Confined spaces are a favourite as are pubs and clubs, even more so since the smoking ban came in (thanks Tony and Gordon!).

I am now in the process of perfecting a dietary plan to maximise the fall out. I seem to be eating curries, onion soup, kebabs and sprouts all the time. Am spending a fortune on air freshener and bog brushes!

My friends think that I am a legend although I am beginning have second thoughts about my calling (especially since a recent mishap - too much curry the night before I think).

What is your take on all of this? Am I alone?

Adam Sphincterumble (AKA Fallout)

Great tits by the way.

Dear Fallout,

I love the fact that you call dropping sneaky farts in pubic places a "hobby", but anyway.

Everyone I know likes to drop the odd sneaky one now and again, it adds humour to our some what boring existence, after all, there's nothing funnier than releasing a massive farting, walking off and watching peoples faces as they realise they have just walked into particle-cloud of your faeces.

I don't think you have a major problem, but your diet has a lot to do with it.
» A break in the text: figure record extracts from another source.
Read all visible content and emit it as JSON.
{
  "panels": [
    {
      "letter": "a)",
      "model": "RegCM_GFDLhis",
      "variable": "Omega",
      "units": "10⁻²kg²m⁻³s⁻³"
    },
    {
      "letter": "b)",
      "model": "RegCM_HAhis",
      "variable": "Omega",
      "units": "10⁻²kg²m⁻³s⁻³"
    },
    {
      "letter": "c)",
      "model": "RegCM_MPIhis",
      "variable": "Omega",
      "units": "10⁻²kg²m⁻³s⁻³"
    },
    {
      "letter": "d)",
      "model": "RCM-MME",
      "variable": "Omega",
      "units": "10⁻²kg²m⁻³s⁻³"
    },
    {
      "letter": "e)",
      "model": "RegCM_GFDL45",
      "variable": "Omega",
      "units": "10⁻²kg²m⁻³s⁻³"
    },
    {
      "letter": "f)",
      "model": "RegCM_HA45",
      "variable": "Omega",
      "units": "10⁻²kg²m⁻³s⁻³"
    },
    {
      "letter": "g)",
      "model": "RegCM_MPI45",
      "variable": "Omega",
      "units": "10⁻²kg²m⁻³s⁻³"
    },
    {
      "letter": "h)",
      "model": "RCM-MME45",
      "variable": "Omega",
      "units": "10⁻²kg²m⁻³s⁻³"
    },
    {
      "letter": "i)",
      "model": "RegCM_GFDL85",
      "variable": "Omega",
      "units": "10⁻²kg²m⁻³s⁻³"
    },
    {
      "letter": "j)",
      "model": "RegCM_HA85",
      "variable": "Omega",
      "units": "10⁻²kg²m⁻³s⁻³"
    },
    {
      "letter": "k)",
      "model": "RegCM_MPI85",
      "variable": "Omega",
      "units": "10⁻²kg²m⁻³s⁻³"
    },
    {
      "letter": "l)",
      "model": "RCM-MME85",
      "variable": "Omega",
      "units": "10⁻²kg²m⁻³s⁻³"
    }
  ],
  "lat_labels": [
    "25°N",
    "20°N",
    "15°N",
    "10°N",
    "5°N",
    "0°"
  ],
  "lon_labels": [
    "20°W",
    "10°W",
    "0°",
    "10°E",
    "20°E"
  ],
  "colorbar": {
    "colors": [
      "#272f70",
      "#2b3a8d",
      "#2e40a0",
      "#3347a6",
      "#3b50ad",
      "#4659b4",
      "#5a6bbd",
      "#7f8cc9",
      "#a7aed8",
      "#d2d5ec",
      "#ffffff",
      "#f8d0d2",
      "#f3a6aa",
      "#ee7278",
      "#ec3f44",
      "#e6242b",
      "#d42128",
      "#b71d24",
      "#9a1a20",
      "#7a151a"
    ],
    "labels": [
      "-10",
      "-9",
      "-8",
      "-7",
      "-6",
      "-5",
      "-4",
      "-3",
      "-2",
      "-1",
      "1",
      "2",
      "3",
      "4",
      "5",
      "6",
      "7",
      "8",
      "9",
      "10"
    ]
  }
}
All those curries aren't going to help either. Flatulence is of course natural so you have plenty of gas already in your system, but by eating curries and onion soup you are of course adding more and horrific smells to your repartee, as well as the noises that are associated with it.

As I said, I know its funny to fart in public, but surely there has to be a line. Not only are you causing more problems to the ozone layer you are also causing your insides to rot!!!

I know you love the fact that your mates think your a legend for this, but maybe they're being polite, maybe they don't actually want to tell you that they are embarrassed by what you do all the time.

You can of course change your diet (see this website), or the other alternative is to shove a bloody great cork up your ass!!!

Happy popping.

PS. Thanks for the comment on my tits, they are great. Unfortunately for the next year they are being used for other purposes rather than being ogled at.